So, it’s going to be up to the World Series to give us a nail-biter. If it happens, it’d be quite a change. Three of the last five World Series have been sweeps and the other two lasted just five games. There hasn’t been a seven-game series since 2002.
Fortunately, we’re getting what looks like the best possible matchup. FOX would have preferred Yankees-Dodgers, but they’ll be glad they got the Yankees and they certainly have plenty of storylines. It’s the defending champs versus the all-time champs. Former Indians starters CC Sabathia and Cliff Lee just might face off three times. Future Hall of Famer Pedro Martinez, out of the league for most of the year, is set to start Game 2 against his old nemesis. The much-maligned Alex Rodriguez could have a postseason for the ages. For that matter, Ryan Howard and Jayson Werth just might set some postseason records themselves.
Maybe it won’t be a classic, but it hardly looks like a potential sweep, either.
World Series Probables
Game 1: Cliff Lee vs. CC Sabathia
Game 2: Pedro Martinez vs. A.J. Burnett
Game 3: Andy Pettitte vs. Cole Hamels
Game 4: CC Sabathia vs. Cliff Lee
And that’s as far as we’ll try to go with those. There’s no extra day off in the World Series, so it’ll be very difficult for either team to go with a straight three-man rotation. Both the Phillies and Yankees, though, appear to be lining up their aces to start Games 1, 4 and 7. Once Game 5 comes around, we’ll probably see Joe Blanton or maybe J.A. Happ for the Phillies, as Martinez hardly seems like a strong candidate to start on short rest. The Yankees could go to Chad Gaudin, though that would seem to indicate that Pettitte would make just one start.

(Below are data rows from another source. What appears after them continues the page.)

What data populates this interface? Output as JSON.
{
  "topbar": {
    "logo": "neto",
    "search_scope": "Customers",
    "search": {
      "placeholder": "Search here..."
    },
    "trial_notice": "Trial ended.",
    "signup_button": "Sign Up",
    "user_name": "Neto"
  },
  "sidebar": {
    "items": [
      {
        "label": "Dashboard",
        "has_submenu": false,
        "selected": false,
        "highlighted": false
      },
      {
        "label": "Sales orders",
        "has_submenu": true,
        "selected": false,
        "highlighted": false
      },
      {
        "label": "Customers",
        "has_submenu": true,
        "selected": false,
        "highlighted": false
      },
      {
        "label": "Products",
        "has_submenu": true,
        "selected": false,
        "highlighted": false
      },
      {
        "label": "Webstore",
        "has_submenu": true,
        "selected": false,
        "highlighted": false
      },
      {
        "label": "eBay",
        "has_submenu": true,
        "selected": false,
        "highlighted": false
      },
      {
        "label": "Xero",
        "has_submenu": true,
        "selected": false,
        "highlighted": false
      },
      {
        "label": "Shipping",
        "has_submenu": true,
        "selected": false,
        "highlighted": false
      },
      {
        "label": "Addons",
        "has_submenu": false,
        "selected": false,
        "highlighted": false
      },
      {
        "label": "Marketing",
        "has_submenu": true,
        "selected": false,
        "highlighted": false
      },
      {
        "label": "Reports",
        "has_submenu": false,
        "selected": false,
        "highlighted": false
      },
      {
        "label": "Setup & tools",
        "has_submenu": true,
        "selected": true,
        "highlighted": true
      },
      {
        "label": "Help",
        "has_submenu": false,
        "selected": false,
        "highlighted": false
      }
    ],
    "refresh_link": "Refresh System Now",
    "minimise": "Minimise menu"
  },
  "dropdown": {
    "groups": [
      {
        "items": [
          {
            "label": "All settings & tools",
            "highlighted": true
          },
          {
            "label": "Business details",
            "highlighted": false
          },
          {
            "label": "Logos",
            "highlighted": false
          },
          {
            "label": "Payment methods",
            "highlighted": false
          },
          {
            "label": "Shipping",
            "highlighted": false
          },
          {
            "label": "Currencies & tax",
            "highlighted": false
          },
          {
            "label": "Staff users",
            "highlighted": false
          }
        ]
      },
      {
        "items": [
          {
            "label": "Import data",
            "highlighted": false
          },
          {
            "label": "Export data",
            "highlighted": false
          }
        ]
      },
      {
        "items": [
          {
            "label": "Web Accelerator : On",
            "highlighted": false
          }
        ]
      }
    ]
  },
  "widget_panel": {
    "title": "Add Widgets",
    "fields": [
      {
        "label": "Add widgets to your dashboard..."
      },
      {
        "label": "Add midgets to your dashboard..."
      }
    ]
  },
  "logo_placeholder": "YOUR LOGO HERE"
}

The battle of the aces is the one everyone will want to key in on. Sabathia, who has already pitched on short rest once, is 3-0 with a 1.19 ERA. Lee is 2-0 with a 0.74 ERA, having lost his chance at a third victory because of a Jimmy Rollins error.
This won’t be Sabathia’s first postseason start against the Phillies. While toiling for the Brewers, a fatigued CC gave up five runs in 3 2/3 innings to take a loss in the NLDS last year. Lee, of course, has plenty of history against the Yankees, having gone 4-4 with a 5.02 ERA against them while a member of the Indians. He was 1-1 with a 3.00 ERA in two starts this season.
Both are left-handed hitters going against lineups that rely on plenty of left-handed hitters. Maybe it will all go wrong, but the potential for a couple of outstanding pitcher’s duels seems high.
The other matchups aren’t all that much less interesting. Martinez appeared to be fifth in line for starts for the Phillies at the beginning of the postseason, but upon getting the call against the Dodgers, all he did was limit L.A. to two hits over seven scoreless innings. He’s also plenty rested, having pitched just once all month. And don’t underestimate the chip on his shoulder. Burnett was strong in his first two postseason starts before a dreadful first inning in Game 5 against the Angels. He rebounded well after that, but he hasn’t faced World Series pressure yet. In the stuff department, he has Martinez beat hands down. Whether it translates remains to be seen.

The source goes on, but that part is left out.